“The Cholera Years: the United States in 1832, 1849, and 1866” is only tangentially a medical history. Charles Rosenberg used the opening year of the three worst epidemics of cholera in the United States as lenses through which he could take snapshots of American society. In each year examined the disease spread westward across Europe to inevitably reach the shores North America. By looking at how the medical and religious communities, public officials, and the people, those represented by newspaper editorials, reacted to the stress of the impending epidemics Rosenberg was able to clearly show how society changed over the decades.

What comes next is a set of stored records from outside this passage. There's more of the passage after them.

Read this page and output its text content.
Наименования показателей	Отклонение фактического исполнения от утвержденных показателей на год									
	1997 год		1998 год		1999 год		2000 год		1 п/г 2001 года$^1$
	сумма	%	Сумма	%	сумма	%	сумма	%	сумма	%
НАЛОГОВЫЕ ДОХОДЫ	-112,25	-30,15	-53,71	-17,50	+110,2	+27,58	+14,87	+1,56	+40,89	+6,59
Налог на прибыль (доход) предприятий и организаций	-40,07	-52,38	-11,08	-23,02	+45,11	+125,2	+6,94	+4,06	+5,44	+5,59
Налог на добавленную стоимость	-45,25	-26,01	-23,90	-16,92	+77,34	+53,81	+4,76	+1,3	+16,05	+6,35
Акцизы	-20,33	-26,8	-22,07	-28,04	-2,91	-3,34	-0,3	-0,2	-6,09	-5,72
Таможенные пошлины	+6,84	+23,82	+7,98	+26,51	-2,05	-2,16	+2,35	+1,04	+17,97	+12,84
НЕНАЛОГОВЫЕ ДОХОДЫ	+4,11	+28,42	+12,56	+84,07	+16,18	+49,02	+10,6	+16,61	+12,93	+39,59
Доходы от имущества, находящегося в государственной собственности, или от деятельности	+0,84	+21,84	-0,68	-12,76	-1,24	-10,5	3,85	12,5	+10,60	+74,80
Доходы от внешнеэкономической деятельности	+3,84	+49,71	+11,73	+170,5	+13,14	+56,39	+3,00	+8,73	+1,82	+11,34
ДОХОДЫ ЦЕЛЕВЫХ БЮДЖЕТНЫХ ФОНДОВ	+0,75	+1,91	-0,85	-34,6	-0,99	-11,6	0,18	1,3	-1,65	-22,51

“The nest of college-birds are three
Law, Physic, and Divinity
And while these three remain combined
They keep the world oppressed and blind.
On Lab’rers money lawyers feast
Also the Doctor and the Priest.”
This poem, from 1832, shows that popular American distrust for academics is long held. However by 1848 even the upper-class was turning its back on physicians. Today we see governors who ignore the best scientific opinions and follow their own ignorance on Ebola. It does seem that the more things change the more they stay the same. Rosenberg attributes this to the medical communities inability to cope with epidemics, the 1832 outbreak of cholera in particular. The fact is that Galenic physician’s had never been effective. What was it that changed between 1832 and 1848 that made their ineffectiveness unacceptable? Rosenberg does not really look at what caused the change, he just shows that the general attitude did change.
Originally published in 1962 Rosenberg’s book is still readable. The writing is better, in my opinion, than most of the histories published today. I recommend it to anyone interested in 19th century American history, it provides insight to the social values of the times. I do wish that someone would take a look at what caused attitudes about physicians to change. Was it competition? Thomsonians, herbalists, and Homeopathic medicine was giving the traditional physicians competition. They were saving more people by avoiding, at least in large doses, the mercury, arsenic, and other poisons that were some of traditional physicians favorite medicines. I have read how physicians reacted to the competition. One way strategy was forming a trade union, the American Medical Association, and blackballing Homeopaths. I would like to see a scholarly paper on how people reacted to the competition.